School of Computer Science, Northwestern Polytechnical University, Chang'an Ave, Changan Qu, Xi'an City, Shaanxi Province, China.
BMC Bioinformatics. 2021 Aug 25;22(Suppl 9):281. doi: 10.1186/s12859-021-04187-4.
It is important to understand the composition of cell type and its proportion in intact tissues, as changes in certain cell types are the underlying cause of disease in humans. Although compositions of cell type and ratios can be obtained by single-cell sequencing, single-cell sequencing is currently expensive and cannot be applied in clinical studies involving a large number of subjects. Therefore, it is useful to apply the bulk RNA-Seq dataset and the single-cell RNA dataset to deconvolute and obtain the cell type composition in the tissue.
By analyzing the existing cell population prediction methods, we found that most of the existing methods need the cell-type-specific gene expression profile as the input of the signature matrix. However, in real applications, it is not always possible to find an available signature matrix. To solve this problem, we proposed a novel method, named DCap, to predict cell abundance. DCap is a deconvolution method based on non-negative least squares. DCap considers the weight resulting from measurement noise of bulk RNA-seq and calculation error of single-cell RNA-seq data, during the calculation process of non-negative least squares and performs the weighted iterative calculation based on least squares. By weighting the bulk tissue gene expression matrix and single-cell gene expression matrix, DCap minimizes the measurement error of bulk RNA-Seq and also reduces errors resulting from differences in the number of expressed genes in the same type of cells in different samples. Evaluation test shows that DCap performs better in cell type abundance prediction than existing methods.
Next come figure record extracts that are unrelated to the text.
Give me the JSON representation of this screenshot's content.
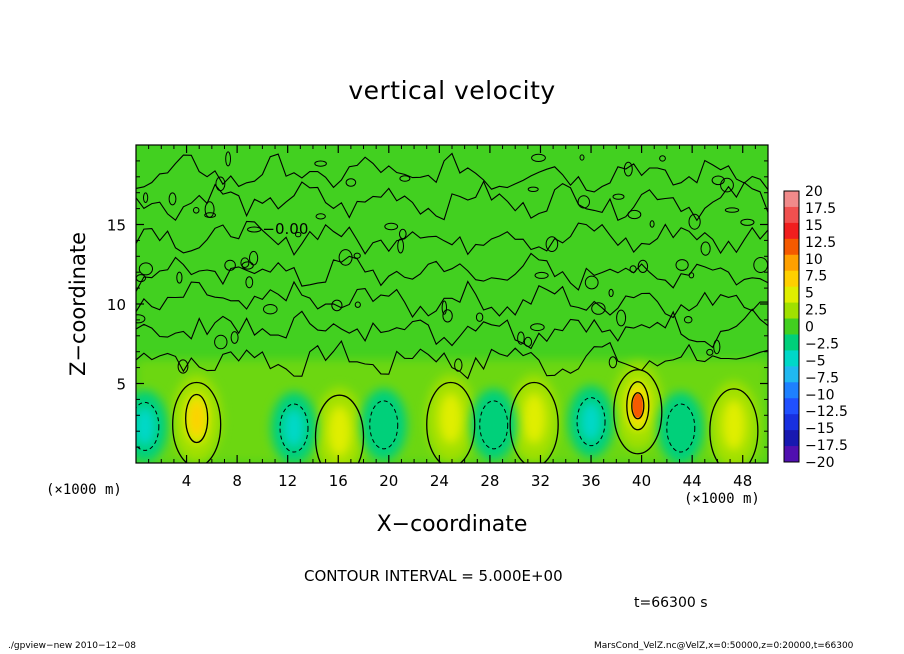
{
  "chart_data": {
    "type": "heatmap",
    "title": "vertical velocity",
    "xlabel": "X−coordinate",
    "ylabel": "Z−coordinate",
    "x_unit_label": "(×1000 m)",
    "xlim": [
      0,
      50
    ],
    "ylim": [
      0,
      20
    ],
    "x_ticks": [
      4,
      8,
      12,
      16,
      20,
      24,
      28,
      32,
      36,
      40,
      44,
      48
    ],
    "y_ticks": [
      5,
      10,
      15
    ],
    "colorbar": {
      "labels": [
        "20",
        "17.5",
        "15",
        "12.5",
        "10",
        "7.5",
        "5",
        "2.5",
        "0",
        "−2.5",
        "−5",
        "−7.5",
        "−10",
        "−12.5",
        "−15",
        "−17.5",
        "−20"
      ],
      "colors": [
        "#f08a8a",
        "#f0504f",
        "#f01e1e",
        "#f55a00",
        "#ffa000",
        "#ffd000",
        "#e0ee00",
        "#a0e000",
        "#42d020",
        "#00d07a",
        "#00d8c8",
        "#20b8f0",
        "#1e80ff",
        "#2050ff",
        "#1830e0",
        "#1818b0",
        "#5010b0"
      ]
    },
    "contour_interval_text": "CONTOUR INTERVAL = 5.000E+00",
    "contour_label": "−0.00",
    "features": [
      {
        "x": 4.8,
        "z": 2.8,
        "value": 7.5
      },
      {
        "x": 16.1,
        "z": 2.0,
        "value": 5
      },
      {
        "x": 24.9,
        "z": 2.8,
        "value": 5
      },
      {
        "x": 31.5,
        "z": 2.8,
        "value": 5
      },
      {
        "x": 39.7,
        "z": 3.6,
        "value": 12.5
      },
      {
        "x": 47.3,
        "z": 2.4,
        "value": 5
      },
      {
        "x": 0.7,
        "z": 2.3,
        "value": -5
      },
      {
        "x": 12.5,
        "z": 2.2,
        "value": -5
      },
      {
        "x": 19.6,
        "z": 2.4,
        "value": -2.5
      },
      {
        "x": 28.3,
        "z": 2.4,
        "value": -2.5
      },
      {
        "x": 36.0,
        "z": 2.6,
        "value": -5
      },
      {
        "x": 43.1,
        "z": 2.2,
        "value": -2.5
      }
    ]
  },
  "annotations": {
    "time": "t=66300 s",
    "footer_left": "./gpview−new  2010−12−08",
    "footer_right": "MarsCond_VelZ.nc@VelZ,x=0:50000,z=0:20000,t=66300"
  }
}
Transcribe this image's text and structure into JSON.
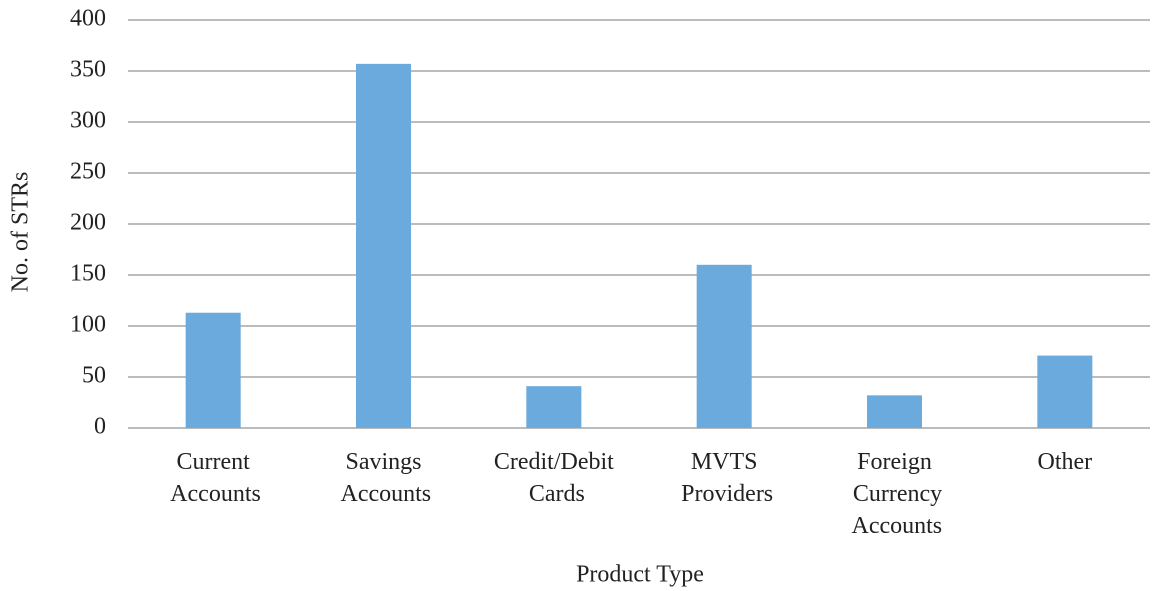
{
  "chart_data": {
    "type": "bar",
    "categories": [
      "Current Accounts",
      "Savings Accounts",
      "Credit/Debit Cards",
      "MVTS Providers",
      "Foreign Currency Accounts",
      "Other"
    ],
    "values": [
      113,
      357,
      41,
      160,
      32,
      71
    ],
    "color": "#6aaadc",
    "xlabel": "Product Type",
    "ylabel": "No. of STRs",
    "ylim": [
      0,
      400
    ],
    "yticks": [
      0,
      50,
      100,
      150,
      200,
      250,
      300,
      350,
      400
    ],
    "grid": true
  }
}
DCap solves the deconvolution problem using weighted non-negative least squares to predict cell type abundance in tissues. DCap has better prediction results and does not need to prepare a signature matrix that gives the cell-type-specific gene expression profile in advance. By using DCap, we can better study the changes in cell proportion in diseased tissues and provide more information on the follow-up treatment of diseases.
了解完整组织中细胞类型的组成及其比例非常重要,因为某些细胞类型的变化是人类疾病的根本原因。虽然可以通过单细胞测序获得细胞类型组成和比例,但单细胞测序目前较为昂贵,并且无法应用于涉及大量研究对象的临床研究中。因此,应用批量 RNA-Seq 数据集和单细胞 RNA 数据集进行去卷积以获得组织中的细胞类型组成是很有用的。
通过分析现有的细胞群体预测方法,我们发现大多数现有的方法需要细胞类型特异性基因表达谱作为特征矩阵的输入。然而,在实际应用中,并不总是能够找到可用的特征矩阵。为了解决这个问题,我们提出了一种新的方法,名为 DCap,用于预测细胞丰度。DCap 是一种基于非负最小二乘法的去卷积方法。DCap 在非负最小二乘的计算过程中考虑了批量 RNA-seq 的测量噪声和单细胞 RNA-seq 数据的计算误差产生的权重,并基于最小二乘法进行加权迭代计算。通过对批量组织基因表达矩阵和单细胞基因表达矩阵进行加权,DCap 最小化了批量 RNA-Seq 的测量误差,同时减少了由于不同样本中相同类型细胞的表达基因数量不同而产生的误差。评估测试表明,DCap 在细胞类型丰度预测方面的性能优于现有的方法。
DCap 使用加权非负最小二乘法解决去卷积问题,以预测组织中的细胞类型丰度。DCap 具有更好的预测结果,并且不需要预先准备给出细胞类型特异性基因表达谱的特征矩阵。通过使用 DCap,我们可以更好地研究疾病组织中细胞比例的变化,并为疾病的后续治疗提供更多信息。